Our laboratory recently reported that 1,25-dihydroxyvitamin D₃ [1,25(OH)₂D₃] rapidly increases the breakdown of membrane phosphoinositides, raises intracellular calcium concentration ([Ca²⁺](i)), and translocates protein kinase C (PKC) from the cytosolic to the particulate fraction of Caco-2 cells.

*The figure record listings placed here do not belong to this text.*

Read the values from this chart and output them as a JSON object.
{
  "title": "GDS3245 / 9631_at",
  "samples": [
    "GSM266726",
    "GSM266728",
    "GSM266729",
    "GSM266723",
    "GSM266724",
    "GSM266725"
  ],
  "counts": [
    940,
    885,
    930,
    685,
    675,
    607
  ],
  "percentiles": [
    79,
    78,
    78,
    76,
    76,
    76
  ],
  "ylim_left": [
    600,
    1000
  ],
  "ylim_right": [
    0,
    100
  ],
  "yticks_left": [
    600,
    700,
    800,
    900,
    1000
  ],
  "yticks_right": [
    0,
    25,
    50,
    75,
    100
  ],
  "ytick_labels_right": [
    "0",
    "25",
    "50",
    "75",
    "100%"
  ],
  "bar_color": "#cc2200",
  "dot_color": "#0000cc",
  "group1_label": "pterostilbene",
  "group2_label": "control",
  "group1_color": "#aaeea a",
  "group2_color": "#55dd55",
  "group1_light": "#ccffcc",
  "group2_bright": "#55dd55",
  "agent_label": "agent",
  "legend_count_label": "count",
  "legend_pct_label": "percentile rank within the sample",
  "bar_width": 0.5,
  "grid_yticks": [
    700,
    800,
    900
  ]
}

In the present experiments, we found that Caco-2 cells contained predominantly the α- and ζ-isoforms of PKC, with minimally detectable amounts of PKC-β and -ε by Western blotting. 1,25(OH)₂D₃ and the PKC activator 12-O-tetradecanoylphorbol 13-acetate (TPA) each caused time-dependent translocations of PKC-α, but not PKC-ζ. TPA treatment of these cells for 24 h induced a significant concentration-dependent downregulation of PKC-α, but not PKC-ζ. Since PKC inhibits phospholipase C- induced mobilization of Ca²⁺ in other cells, we examined the effects of staurosporine and H-7, PKC inhibitors, and TPA on 1,25(OH)₂D₃-stimulated increase in [Ca²⁺](i). As previously demonstrated by our laboratory, 1,25(OH)₂D₃ caused a biphasic increase in [Ca²⁺](i), with an initial elevation (transient phase) followed by a sustained increase (plateau phase). We previously demonstrated that the transient phase is mediated, at least in part, by an increase in inositol 1,4,5-trisphosphate [Ins(1,4,5)P₃] stimulated by the secosteroid. Acute pretreatment with staurosporine or H-7 caused a significant stimulation, whereas acute TPA pretreatment caused a significant inhibition of the 1,25(OH)₂D₃-induced increase in the transient phase of [Ca²⁺](i). Preincubation of Caco-2 cells with 1,2-bis(2- aminophenoxy)ethane-N,N,N',N'-tetraacetic acid-acetoxy-methyl ester (BAPTA- AM) abolished both the rise in [Ca²⁺](i) and the increase in particulate- associated PKC-α stimulated by 1,25(OH)₂D₃. Moreover, downregulation of PKC-α by chronic TPA treatment significantly augmented the transient phase of the 1,25(OH)₂D₃-stimulated rise in [Ca²⁺](i) but had no effect on the 1,25(OH)₂D₃-induced change in Ins(1,4,5)P₃ concentration. Furthermore, in these PKC-α downregulated cells staurosporine no longer increased the secosteroid-stimulated transient rise in [Ca²⁺](i). These results indicate that 1,25(OH)₂D₃, which increases [Ca²⁺](i) and diacylglycerol, activates PKC-α, but not PKC-ζ. The α-isoform, in turn, limits the secosteroid- stimulated rise in [Ca²⁺](i), at a step distal to Ins(1,4,5)P₃ accumulation in Caco-2 cells.